You may have thought that "uppity women" are a new phenomenon, of the 19th century women's movement. We think of women in the distant past as spending most of their time cleaning the cave, cooking for the gladiators, cleaning up after the elephants, and singing to Ulysses. Women have been almost completely ignored in the history books. But no more.
A number of books have been published in the past few years introducing us to women who have been uppity throughout history. My favorite is a series of "uppity Women" books by Vicky Leon.
Going much further back than our Victorian grandmothers, she takes us back to the beginning of recorded history, to female pirates (200 of them), pyramid builders, poets, poisoners and princesses.

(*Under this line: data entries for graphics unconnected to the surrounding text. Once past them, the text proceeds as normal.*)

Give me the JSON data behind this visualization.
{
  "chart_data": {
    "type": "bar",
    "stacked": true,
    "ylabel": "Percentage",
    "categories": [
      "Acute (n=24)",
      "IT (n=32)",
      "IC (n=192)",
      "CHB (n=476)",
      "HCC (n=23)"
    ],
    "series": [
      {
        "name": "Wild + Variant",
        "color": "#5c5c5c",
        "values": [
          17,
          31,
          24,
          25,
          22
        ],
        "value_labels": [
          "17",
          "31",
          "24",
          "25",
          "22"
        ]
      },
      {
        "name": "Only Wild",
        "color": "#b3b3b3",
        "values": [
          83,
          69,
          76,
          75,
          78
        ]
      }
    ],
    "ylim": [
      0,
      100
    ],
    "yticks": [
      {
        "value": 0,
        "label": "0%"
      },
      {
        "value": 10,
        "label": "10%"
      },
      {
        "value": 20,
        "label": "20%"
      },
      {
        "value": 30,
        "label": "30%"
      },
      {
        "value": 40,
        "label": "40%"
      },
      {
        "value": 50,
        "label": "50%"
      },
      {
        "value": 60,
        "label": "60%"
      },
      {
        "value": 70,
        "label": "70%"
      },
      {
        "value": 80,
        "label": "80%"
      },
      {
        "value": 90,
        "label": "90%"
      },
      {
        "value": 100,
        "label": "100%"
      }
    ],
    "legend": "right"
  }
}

There have always been uppity women -- real life women, not goddesses or literary fragments. Their names have not been lost, just mislaid or glossed over. Uppity women rocked as many cradles as the next woman, but they rocked a lot of boats as well.

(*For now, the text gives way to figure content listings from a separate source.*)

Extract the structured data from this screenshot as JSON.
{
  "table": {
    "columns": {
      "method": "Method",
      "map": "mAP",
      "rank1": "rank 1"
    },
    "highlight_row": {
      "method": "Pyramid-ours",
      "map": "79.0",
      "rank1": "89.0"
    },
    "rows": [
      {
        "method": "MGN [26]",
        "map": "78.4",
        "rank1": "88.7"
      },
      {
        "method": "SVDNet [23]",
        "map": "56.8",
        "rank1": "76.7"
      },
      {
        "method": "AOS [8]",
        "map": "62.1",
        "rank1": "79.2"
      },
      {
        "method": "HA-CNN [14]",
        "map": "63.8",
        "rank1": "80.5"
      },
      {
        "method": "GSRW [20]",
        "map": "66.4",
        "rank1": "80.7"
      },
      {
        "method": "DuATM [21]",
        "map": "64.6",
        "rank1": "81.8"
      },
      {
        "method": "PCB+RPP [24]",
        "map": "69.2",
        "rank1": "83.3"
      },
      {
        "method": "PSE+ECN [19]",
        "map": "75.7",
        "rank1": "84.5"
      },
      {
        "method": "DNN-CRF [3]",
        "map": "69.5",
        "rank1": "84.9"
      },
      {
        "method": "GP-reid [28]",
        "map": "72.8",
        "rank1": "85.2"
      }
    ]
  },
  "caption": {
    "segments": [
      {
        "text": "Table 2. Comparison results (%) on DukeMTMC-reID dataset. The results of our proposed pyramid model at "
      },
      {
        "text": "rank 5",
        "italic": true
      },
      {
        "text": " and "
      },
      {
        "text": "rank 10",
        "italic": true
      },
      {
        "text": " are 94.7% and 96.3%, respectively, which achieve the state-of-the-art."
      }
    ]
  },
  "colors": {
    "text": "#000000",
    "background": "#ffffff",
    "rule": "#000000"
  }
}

The world's first author to be known by name was Enheduana, a poet and priestess who lived more than 4300 years ago in Sumer. Fifty clay tablets of one of her poems have been found. According to Leon, "After her nasty nephew chucked her out of office... Enheduana used her ouster as raw material for her work, proving again that the pen is mightier than the pink slip."
Uppity women often get accused of wearing the pants in the family. They were probably invented, not by Amelia Bloomer in the 19th century America, but by Semiramis 2,800 years ago. As Queen of Assyria she oversaw construction of a new system of canals and dikes which irrigated the flat land between the Tigris and the Euphrates. She was also a warrior. On one of her expeditions she came up with the pants prototype, her idea being that they made it harder to tell the women from the men. As camouflage or to ward off cold, pants became a fashion item--but it was the males who were mad for them.
In the Medieval times when, as Leon writes, "Uppityhood was in flower," we find Margaret of Scandinavia. Daughter of a Danish Princess, she was a real wheeler-dealer with a big brain. When her five year old son ascended to the throne in 1387 she finagled her way to become regent. During her rule she combined Sweden, Norway and Denmark and ruled them strongly and wisely as a nation for 25 years.
A group of French women in Renaissance days did an early version of signature gathering for petitions.
The Ladies Peace was signed in 1529 by Queen Louise of Savoy and Margaret of Austria. The peace didn't last very long, but what's new?
Many centuries later, in the new land of America, we have the uppitiest woman of the new 21st century. For the first time, a woman is making a serious bid for the presidency of the United States, Senator Hillary Rodham Clinton. Whether you like and admire her, or whether you dislike and disapprove of her, the fact remains that she has opened a vitally important door for women. As of this writing I do not know what is going to happen, but whatever it may be women of the future can thank her for proving that fight is possible, that it is worth the cost for women. She has crashed through the glass ceiling and the hole is there to stay.